Given the fact that the video is about male-female sexual relations, it’s rather respectful that Swift opted against Obama’s imperialist demeanor and didn’t try to dictate gender roles to people in Africa. She came, filmed her video, and left. Thanks for the giraffes.

“Why can’t you be more like South Africa?” would seem the ideal message given by lefty globetrotters these days, working for international busybody groups like Amnesty International, which is eager to please pro-prostitution and LGBT lobbies by legalizing sex work internationally (which I can imagine will do wonders for Africa). South Africa legalized gay marriage and is hailed as the cultural leader of the continent.

It is also the part of Africa where, in the dreamy postwar world of Katharine Hepburn, Susan Hayward, and Ava Gardner, apartheid was strongest and white domination of black populations was destined to be longest-lived. So on the topic of race politics and Swift’s video, the best advice to give to social-justice warriors is “don’t go there.” Unless, that is, you are willing to spend a lot of time working through the complexities.

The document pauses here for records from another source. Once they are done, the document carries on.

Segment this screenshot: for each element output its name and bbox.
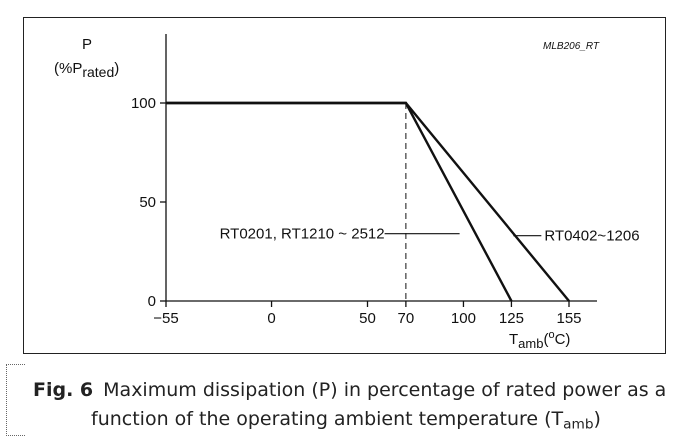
figure-code: MLB206_RT bbox=[543, 41, 600, 52]
y-tick-label: 0 bbox=[148, 293, 156, 310]
series-label: RT0201, RT1210 ~ 2512 bbox=[220, 226, 385, 243]
x-tick-label: 100 bbox=[451, 310, 476, 327]
y-axis-label: P bbox=[82, 36, 92, 53]
x-tick-label: −55 bbox=[153, 310, 178, 327]
series-layer bbox=[166, 101, 570, 302]
x-tick-label: 0 bbox=[267, 310, 275, 327]
axes bbox=[165, 34, 597, 302]
x-tick-label: 155 bbox=[556, 310, 581, 327]
series-line bbox=[166, 101, 513, 302]
y-axis-unit: (%Prated) bbox=[54, 60, 119, 80]
annotations: RT0402~1206 RT0201, RT1210 ~ 2512 bbox=[220, 226, 640, 245]
x-axis-label: Tamb(oC) bbox=[509, 329, 570, 351]
series-line bbox=[166, 101, 570, 302]
series-label: RT0402~1206 bbox=[544, 228, 639, 245]
caption-bracket bbox=[6, 364, 25, 436]
chart-frame: MLB206_RT P (%Prated) Tamb(oC) 0 50 100 −55… bbox=[23, 17, 666, 354]
figure-caption: Fig. 6 Maximum dissipation (P) in percent… bbox=[33, 376, 673, 439]
x-tick-label: 70 bbox=[398, 310, 415, 327]
x-tick-label: 50 bbox=[359, 310, 376, 327]
derating-chart: MLB206_RT P (%Prated) Tamb(oC) 0 50 100 −55… bbox=[54, 34, 640, 351]
caption-line-1: Maximum dissipation (P) in percentage of… bbox=[103, 379, 667, 401]
y-tick-label: 100 bbox=[131, 95, 156, 112]
caption-line-2: function of the operating ambient temper… bbox=[91, 408, 601, 433]
figure-label: Fig. 6 bbox=[33, 379, 94, 401]
x-tick-label: 125 bbox=[499, 310, 524, 327]
y-tick-label: 50 bbox=[139, 194, 156, 211]
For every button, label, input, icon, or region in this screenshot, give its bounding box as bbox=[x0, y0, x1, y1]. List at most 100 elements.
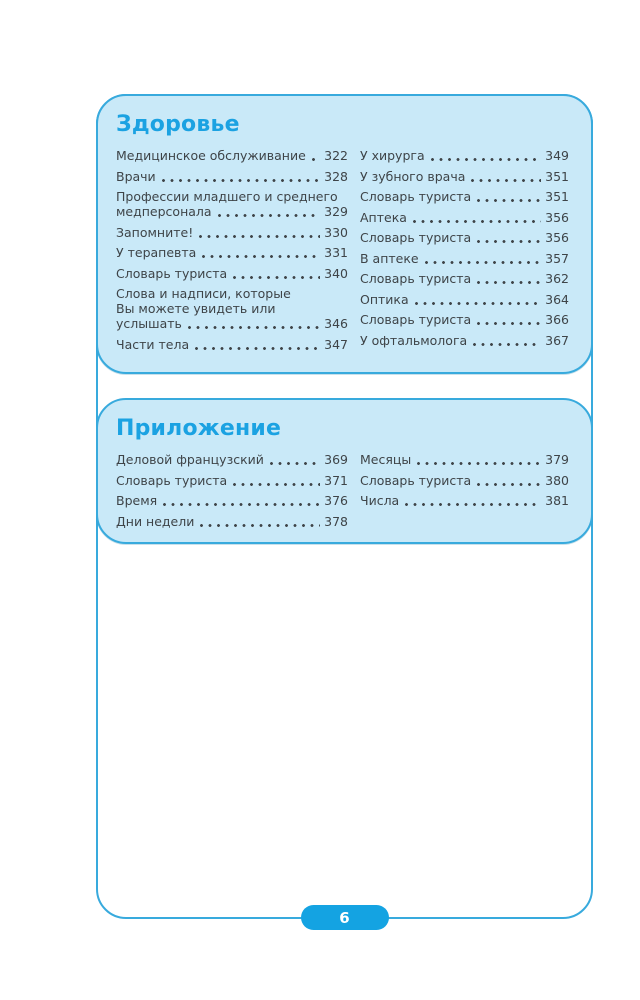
toc-entry-lastline: У терапевта 331 bbox=[116, 245, 348, 260]
dot-leader bbox=[477, 199, 542, 202]
section-health: Здоровье Медицинское обслуживание 322 Врач… bbox=[96, 94, 593, 374]
toc-entry: Медицинское обслуживание 322 bbox=[116, 148, 348, 163]
toc-entry-lastline: Части тела 347 bbox=[116, 337, 348, 352]
dot-leader bbox=[200, 523, 321, 527]
toc-entry-title: Оптика bbox=[360, 291, 409, 307]
toc-entry-page: 379 bbox=[545, 452, 569, 467]
toc-entry: У зубного врача 351 bbox=[360, 169, 569, 184]
dot-leader bbox=[269, 462, 321, 465]
toc-entry: Запомните! 330 bbox=[116, 225, 348, 240]
toc-entry-line: Вы можете увидеть или bbox=[116, 301, 276, 316]
section-title-appendix: Приложение bbox=[116, 416, 282, 441]
toc-entry-page: 349 bbox=[545, 148, 569, 163]
toc-entry-title: Словарь туриста bbox=[116, 472, 228, 488]
dot-leader bbox=[477, 240, 542, 243]
toc-entry: У терапевта 331 bbox=[116, 245, 348, 260]
toc-entry-lastline: У зубного врача 351 bbox=[360, 169, 569, 184]
toc-entry-lastline: Словарь туриста 380 bbox=[360, 473, 569, 488]
toc-entry-title: Медицинское обслуживание bbox=[116, 148, 306, 163]
toc-entry-lastline: Месяцы 379 bbox=[360, 452, 569, 467]
toc-column-left: Деловой французский 369 Словарь туриста 371… bbox=[116, 452, 348, 534]
page-frame: Здоровье Медицинское обслуживание 322 Врач… bbox=[96, 94, 593, 930]
toc-entry: Слова и надписи, которые Вы можете увидет… bbox=[116, 286, 348, 331]
toc-entry-page: 366 bbox=[545, 312, 569, 327]
toc-entry-title: Числа bbox=[360, 493, 400, 508]
toc-entry-title: Врачи bbox=[116, 168, 156, 184]
toc-entry: Врачи 328 bbox=[116, 169, 348, 184]
toc-entry-page: 367 bbox=[545, 332, 569, 348]
toc-entry: Профессии младшего и среднего медперсонал… bbox=[116, 189, 348, 219]
toc-entry-page: 369 bbox=[324, 452, 348, 467]
toc-entry-page: 346 bbox=[324, 316, 348, 331]
toc-entry-page: 351 bbox=[545, 189, 569, 204]
toc-entry-title: Части тела bbox=[116, 336, 190, 352]
toc-entry: Время 376 bbox=[116, 493, 348, 508]
toc-entry-page: 381 bbox=[545, 493, 569, 508]
toc-entry-lastline: Время 376 bbox=[116, 493, 348, 508]
toc-entry-lastline: Числа 381 bbox=[360, 493, 569, 508]
dot-leader bbox=[202, 255, 321, 258]
dot-leader bbox=[405, 503, 542, 506]
toc-entry-lastline: Дни недели 378 bbox=[116, 514, 348, 529]
toc-entry-page: 330 bbox=[324, 224, 348, 240]
toc-entry-lastline: Словарь туриста 362 bbox=[360, 271, 569, 286]
toc-entry-title: Запомните! bbox=[116, 224, 194, 240]
toc-entry-page: 329 bbox=[324, 204, 348, 219]
toc-entry: Словарь туриста 362 bbox=[360, 271, 569, 286]
dot-leader bbox=[311, 158, 321, 161]
toc-entry-title: У зубного врача bbox=[360, 168, 466, 184]
dot-leader bbox=[471, 178, 542, 182]
toc-entry: Числа 381 bbox=[360, 493, 569, 508]
toc-entry: Месяцы 379 bbox=[360, 452, 569, 467]
dot-leader bbox=[233, 275, 321, 279]
toc-entry-page: 356 bbox=[545, 209, 569, 225]
dot-leader bbox=[430, 158, 542, 161]
toc-entry-page: 331 bbox=[324, 245, 348, 260]
toc-entry-page: 378 bbox=[324, 513, 348, 529]
dot-leader bbox=[163, 503, 321, 506]
toc-entry-title: Словарь туриста bbox=[360, 271, 472, 286]
toc-entry-lastline: В аптеке 357 bbox=[360, 251, 569, 266]
toc-entry-title: У хирурга bbox=[360, 148, 425, 163]
section-title-health: Здоровье bbox=[116, 112, 240, 137]
toc-entry-page: 328 bbox=[324, 168, 348, 184]
toc-entry-title: Словарь туриста bbox=[360, 230, 472, 245]
toc-entry-title: Словарь туриста bbox=[116, 265, 228, 281]
toc-entry: Дни недели 378 bbox=[116, 514, 348, 529]
toc-entry-line: Профессии младшего и среднего bbox=[116, 189, 338, 204]
toc-entry-title: медперсонала bbox=[116, 204, 212, 219]
toc-entry-lastline: Словарь туриста 351 bbox=[360, 189, 569, 204]
toc-entry-title: Дни недели bbox=[116, 513, 195, 529]
toc-entry-title: Месяцы bbox=[360, 452, 412, 467]
toc-entry: В аптеке 357 bbox=[360, 251, 569, 266]
toc-entry-page: 357 bbox=[545, 250, 569, 266]
toc-entry-lastline: Запомните! 330 bbox=[116, 225, 348, 240]
dot-leader bbox=[417, 462, 542, 465]
toc-column-left: Медицинское обслуживание 322 Врачи 328 Профе… bbox=[116, 148, 348, 357]
toc-entry-line: Слова и надписи, которые bbox=[116, 286, 291, 301]
dot-leader bbox=[195, 346, 321, 350]
toc-entry-title: В аптеке bbox=[360, 250, 419, 266]
dot-leader bbox=[473, 342, 542, 346]
toc-entry-title: Словарь туриста bbox=[360, 312, 472, 327]
dot-leader bbox=[199, 234, 321, 238]
page-number-badge: 6 bbox=[300, 905, 389, 930]
toc-entry-title: Словарь туриста bbox=[360, 472, 472, 488]
dot-leader bbox=[477, 322, 542, 325]
toc-entry: Словарь туриста 356 bbox=[360, 230, 569, 245]
dot-leader bbox=[161, 178, 321, 182]
toc-entry: Деловой французский 369 bbox=[116, 452, 348, 467]
toc-entry-lastline: Словарь туриста 340 bbox=[116, 266, 348, 281]
toc-entry-page: 356 bbox=[545, 230, 569, 245]
section-appendix: Приложение Деловой французский 369 Словарь… bbox=[96, 398, 593, 544]
dot-leader bbox=[233, 482, 321, 486]
toc-entry-lastline: Словарь туриста 366 bbox=[360, 312, 569, 327]
toc-entry-title: услышать bbox=[116, 316, 182, 331]
dot-leader bbox=[424, 260, 542, 264]
toc-entry-lastline: Аптека 356 bbox=[360, 210, 569, 225]
toc-entry-title: У терапевта bbox=[116, 245, 197, 260]
dot-leader bbox=[412, 219, 542, 223]
toc-entry: У офтальмолога 367 bbox=[360, 333, 569, 348]
toc-entry-lastline: У офтальмолога 367 bbox=[360, 333, 569, 348]
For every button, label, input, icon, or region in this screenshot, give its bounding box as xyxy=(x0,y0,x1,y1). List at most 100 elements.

Swift isn’t the first sexy pop diva to break open a bottle of mid-century nostalgia on us. Remember Fergie’s homage to the Prohibition era in “Glamorous,” Katy Perry’s “Roar,” and Christina Aguilera’s hailing of the Veronica Lake aesthetic in “Candyman”? But there’s something different this time. Fergie interspersed her gangster footage with images of post-Cold War urban partying. Perry shows no interest in “Roar” in falling in love with a man, choosing rather to stuff her bust into a jungle bikini top and act weird. Aguilera in “Candyman” dances and gyrates for crowds of uniformed servicemen, but doesn’t connect with any one.

All three of these backward glances were narcissistic exercises of consumption, designed to feed the modern egos of hyper-sexualized women. None of them shows, as Swift’s video does, a sincere desire to embody a lost world of femininity and masculinity.

Expect more of Swift’s kind of nostalgia. The world hungers for it.